I due viaggiatori erano giunti ad una breve altura, ombreggiata da palme a ventaglio, da nopali e salvie messicane. Ai loro piedi si stendeva una vasta pianura coltivata, e tutta la lussureggiante vegetazione delle terre calde si offriva agli occhi loro. A mano manca, una foresta di anacardi tagliava il paesaggio. Alberi del pepe eleganti dondolavano i loro rami flessibili ai soffi ardenti dell’oceano Pacifico. La campagna era irta di campi di canne da zucchero; qua e là crescevano i convolvoli o jalapa medicinale, il pimento colorato, le indigofere, il legno di campece e di guajaco. Tutti i prodotti variati della flora tropicale, dalie, menzelíe, elicanti tempestavano di varî colori questo terreno meraviglioso, che è il più fertile dell’Intendenza messicana.

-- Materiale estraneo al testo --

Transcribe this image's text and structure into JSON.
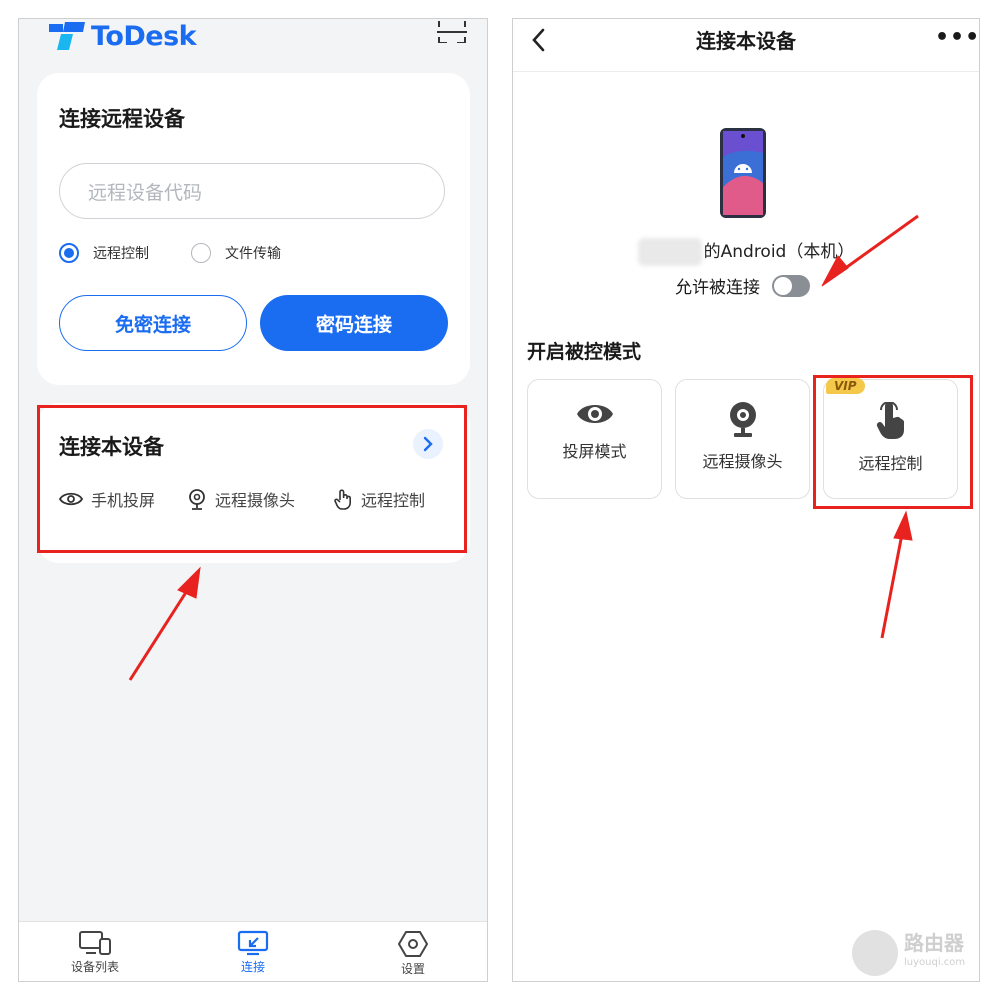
{
  "left": {
    "brand": "ToDesk",
    "connect_remote": {
      "title": "连接远程设备",
      "input_placeholder": "远程设备代码",
      "radio_options": [
        {
          "label": "远程控制",
          "selected": true
        },
        {
          "label": "文件传输",
          "selected": false
        }
      ],
      "btn_no_password": "免密连接",
      "btn_password": "密码连接"
    },
    "connect_this": {
      "title": "连接本设备",
      "features": [
        "手机投屏",
        "远程摄像头",
        "远程控制"
      ]
    },
    "tabs": [
      {
        "label": "设备列表",
        "icon": "devices-icon",
        "active": false
      },
      {
        "label": "连接",
        "icon": "connect-icon",
        "active": true
      },
      {
        "label": "设置",
        "icon": "settings-icon",
        "active": false
      }
    ]
  },
  "right": {
    "nav_title": "连接本设备",
    "more": "•••",
    "device_name": "的Android（本机）",
    "allow_label": "允许被连接",
    "allow_enabled": false,
    "section_title": "开启被控模式",
    "modes": [
      {
        "label": "投屏模式",
        "icon": "eye-icon",
        "vip": false
      },
      {
        "label": "远程摄像头",
        "icon": "webcam-icon",
        "vip": false
      },
      {
        "label": "远程控制",
        "icon": "touch-hand-icon",
        "vip": true
      }
    ],
    "vip_badge": "VIP"
  },
  "watermark": {
    "main": "路由器",
    "sub": "luyouqi.com"
  },
  "colors": {
    "accent": "#1a6cf0",
    "annotation": "#e8231f",
    "vip": "#f3c84b"
  }
}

Sì! questa natura non sembrava animarsi ai raggi ardenti che il sole versava a flotti; ma d’altra parte, sotto un calore insopportabile, i disgraziati abitanti si travagliavano nelle strette della febbre gialla! E perciò le campagne inanimate e deserte rimanevano senza movimento e senza rumore.
— Come si chiama il cono che s’innalza all’orizzonte innanzi a noi? chiese Martinez a Josè.